In our last blog post, we briefly discussed high cost of LSM Trees. Here we introduce how data are organized in LSM trees and the cost induced.
LSM Tree Compaction
In a LSM tree, data are divided into multiple levels. New records are inserted into a memory buffer where all records are stored in order. When the buffer is full, content of the buffer is written to SSD or hard disk as a file in Level 0 (L0 for short). As a result, files in L0 have overlapping key ranges.
From L1 onward, each entire level is a sorted run, with files within a level having non-overlapping key ranges. Figure 1 is from a presentation about RocksDB, illustrating leveled storage and compaction. When the total size of the data in Li exceeds a threshold, a file from Li is removed from that level and merged with multiple files in Li+1 using merge sort. This operation is called a compaction. Unlike other levels, in a compaction from L0 to L1, all the files in L1 must participate in the compaction.
Figure 1: LSM Level Based Compaction
Deciding how many levels to use is a delicate balance. If the number of levels is too small, then one file in Li has to be merged with too many files in Li+1. This increases the amount of computation and write amplification in a single compaction, pushing performance variance to an extreme. On the other hand, If the number of levels is too large, it hurts read performance, as a read may need to check all the levels to find a key.
Figure 2: Compaction Induced Write Amplification
Figure 2 also comes from the same presentation about RocksDb, giving us a rough estimate about write amplification. Each compaction has a 10 time blow up. When all levels are close to full, adding one file into L0 would induce cascading compaction operations on each level, resulting in more than 40 write amplifications.
And then there are read amplifications, which means the data store reads in more data than what’s requested by the client. To serve a read request, an LSM may needs to check all the levels to find the key. This may involve reading multiple files. Using of bloom filter can reduce number of file scans, with increased memory consumption. Each file is organized as a B-tree. It may take multiple reads to load the requested record.
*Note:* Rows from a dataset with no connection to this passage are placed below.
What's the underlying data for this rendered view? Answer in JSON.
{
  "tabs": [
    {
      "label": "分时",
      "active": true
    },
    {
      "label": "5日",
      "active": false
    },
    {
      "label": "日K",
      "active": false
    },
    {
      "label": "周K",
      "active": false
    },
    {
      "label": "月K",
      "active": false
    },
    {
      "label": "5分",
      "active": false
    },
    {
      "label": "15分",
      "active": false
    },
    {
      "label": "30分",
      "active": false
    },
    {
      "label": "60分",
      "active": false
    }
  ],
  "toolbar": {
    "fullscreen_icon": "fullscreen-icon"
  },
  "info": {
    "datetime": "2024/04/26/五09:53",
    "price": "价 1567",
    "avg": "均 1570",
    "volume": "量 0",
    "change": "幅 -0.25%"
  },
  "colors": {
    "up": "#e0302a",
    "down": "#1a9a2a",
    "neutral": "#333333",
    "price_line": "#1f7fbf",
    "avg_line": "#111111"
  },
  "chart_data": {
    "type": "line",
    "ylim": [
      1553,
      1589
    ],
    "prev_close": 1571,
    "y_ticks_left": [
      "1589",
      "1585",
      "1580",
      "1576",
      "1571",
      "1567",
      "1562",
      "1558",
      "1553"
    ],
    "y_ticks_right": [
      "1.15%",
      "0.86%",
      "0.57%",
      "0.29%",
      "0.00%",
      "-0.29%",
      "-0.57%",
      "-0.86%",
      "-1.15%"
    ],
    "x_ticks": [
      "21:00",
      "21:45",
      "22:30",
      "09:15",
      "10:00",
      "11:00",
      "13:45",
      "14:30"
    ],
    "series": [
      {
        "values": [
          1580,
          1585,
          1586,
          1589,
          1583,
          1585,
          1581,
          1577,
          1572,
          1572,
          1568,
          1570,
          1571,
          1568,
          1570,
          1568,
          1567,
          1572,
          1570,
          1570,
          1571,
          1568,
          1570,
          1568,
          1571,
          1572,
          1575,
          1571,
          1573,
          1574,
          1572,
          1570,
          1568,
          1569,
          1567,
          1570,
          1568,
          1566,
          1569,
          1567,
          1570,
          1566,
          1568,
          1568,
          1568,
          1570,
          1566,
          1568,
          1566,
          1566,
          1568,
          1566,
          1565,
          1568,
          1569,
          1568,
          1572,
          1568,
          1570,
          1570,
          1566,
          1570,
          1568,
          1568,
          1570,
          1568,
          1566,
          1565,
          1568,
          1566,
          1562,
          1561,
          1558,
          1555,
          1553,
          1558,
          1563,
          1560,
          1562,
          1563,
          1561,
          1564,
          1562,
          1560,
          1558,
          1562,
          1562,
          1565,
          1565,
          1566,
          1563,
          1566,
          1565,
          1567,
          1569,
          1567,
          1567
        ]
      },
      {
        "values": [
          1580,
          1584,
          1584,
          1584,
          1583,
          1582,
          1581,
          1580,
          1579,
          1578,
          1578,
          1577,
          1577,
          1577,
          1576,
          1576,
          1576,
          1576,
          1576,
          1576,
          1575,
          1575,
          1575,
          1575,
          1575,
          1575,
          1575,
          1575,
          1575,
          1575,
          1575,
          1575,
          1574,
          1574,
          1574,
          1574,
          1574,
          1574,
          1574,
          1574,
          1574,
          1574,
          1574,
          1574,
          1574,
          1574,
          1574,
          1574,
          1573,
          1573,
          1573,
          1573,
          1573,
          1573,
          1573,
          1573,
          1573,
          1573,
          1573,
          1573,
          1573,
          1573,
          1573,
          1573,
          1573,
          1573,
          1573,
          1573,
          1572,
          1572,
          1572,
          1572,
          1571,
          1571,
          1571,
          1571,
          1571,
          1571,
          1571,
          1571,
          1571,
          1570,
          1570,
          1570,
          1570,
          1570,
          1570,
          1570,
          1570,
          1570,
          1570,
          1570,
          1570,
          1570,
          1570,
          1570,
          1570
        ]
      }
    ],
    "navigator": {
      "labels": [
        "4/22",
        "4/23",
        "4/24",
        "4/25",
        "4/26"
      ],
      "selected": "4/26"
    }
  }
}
Moreover, there are compaction induced reads. The 40 times blow up of writes are accompanied by same number of reads. Read amplification does not hurt SSD life. However, it hogs up SSD and bus bandwidth, amplifies the performance variance, and reduces the total IOPS available to the client.
Keep in mind that all these extra read and write not only cost IOPS, but also CPU and memory. And they are caused by the need to keep data sorted.
In the next blog post, we explain in detail how to construct a memory efficient index, to provide an option to avoid the cost of data sorting.